Но когда показались всадники в сине-жёлтых мундирах, Артём похолодел: их не меньше двадцати. И, что самое хреновое — он сразу опознал того, кто был во главе разъезда, так как насмотрелся в своё время на эту высокомерную рожу.
Карл.
Он дал отмашку Грише — брать объект на прицел. И тут произошло то, чего Артём боялся больше всего.
То ли нервы у кого-то из пацанов сдали, то ли героизм зачесался, но по шведам выстрелили до того, как они приблизились на убойную дистанцию в 30 метров. Шведы не будь дураки, похватали из седельных кобур свои драгунские ружья и открыли ответный огонь. Пришлось начинать стрельбу и остальным курсантам, их винтовки давали огонь вдвое большей плотности, чем обычные ружья и фузеи… До шведов дошло, что они наткнулись на егерей, и что противника, перемещавшегося в зарослях и устроившего им огневой мешок, они практически не видят. На какое-то мгновение драгуны смешали строй, огрызаясь пальбой уже не из ружей, кои разрядили, а из пистолетов. Но тут сказал своё веское слово «брат Карлус». Он выстрелил с обеих рук по кустам, где заметил движение, затем выхватил шпагу и что-то проорал по-шведски, воодушевляя своих солдат — коих, к слову, в строю стало где-то на треть меньше. Отменные драгуны-каролинеры, прошедшие с боями половину Европы, ринулись туда, куда указывал их король — в сторону группы курсантов, выбежавших на дорогу и изготовившихся к стрельбе.
Артём едва не взвыл, узнав этих сопливых героев. Гришка, Алёшка, Ксюха — неразлучная троица — и с ними ещё пяток таких же желторотиков. Что ему, старому солдату, оставалось делать?
Только одно.
Каролинеры под градом пуль, неся потери, пронеслись мимо его укрытия.
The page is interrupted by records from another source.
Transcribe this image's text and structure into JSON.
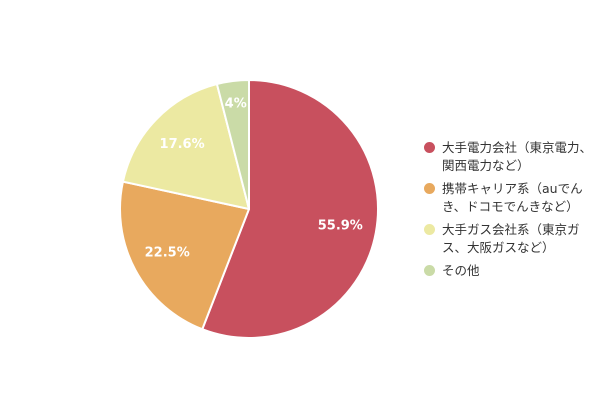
{
  "chart_data": {
    "type": "pie",
    "title": "",
    "start_angle_deg": 0,
    "direction": "clockwise",
    "legend_position": "right",
    "colors": {
      "slice_border": "#ffffff",
      "value_label": "#ffffff",
      "legend_text": "#333333",
      "background": "#ffffff"
    },
    "slices": [
      {
        "label": "大手電力会社（東京電力、関西電力など）",
        "value": 55.9,
        "display": "55.9%",
        "color": "#c8505e"
      },
      {
        "label": "携帯キャリア系（auでんき、ドコモでんきなど）",
        "value": 22.5,
        "display": "22.5%",
        "color": "#e8a95e"
      },
      {
        "label": "大手ガス会社系（東京ガス、大阪ガスなど）",
        "value": 17.6,
        "display": "17.6%",
        "color": "#ece9a2"
      },
      {
        "label": "その他",
        "value": 4,
        "display": "4%",
        "color": "#cadba7"
      }
    ]
  }
}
Королю хоть бы хны, всё мимо него прошло. Ещё пара секунд — и конные просто снесут мелочь к чертям… Артём прицелился, отвернулся и спустил крючок. Винтовка привычно ударила отдачей в плечо… Заорали шведы. Неужели попал, куда надо?.. Открыв глаза, он увидел, как сопляки, воспользовавшись заминкой противника, быстро перезарядили ружья, дружно пальнули и рассыпались по кустам. А Карл… Нет, живёхонек, даже с лошади пока не упал. Только драгуны почему-то держат его с двух сторон за пояс, а с его левого сапога наземь стекает кровь.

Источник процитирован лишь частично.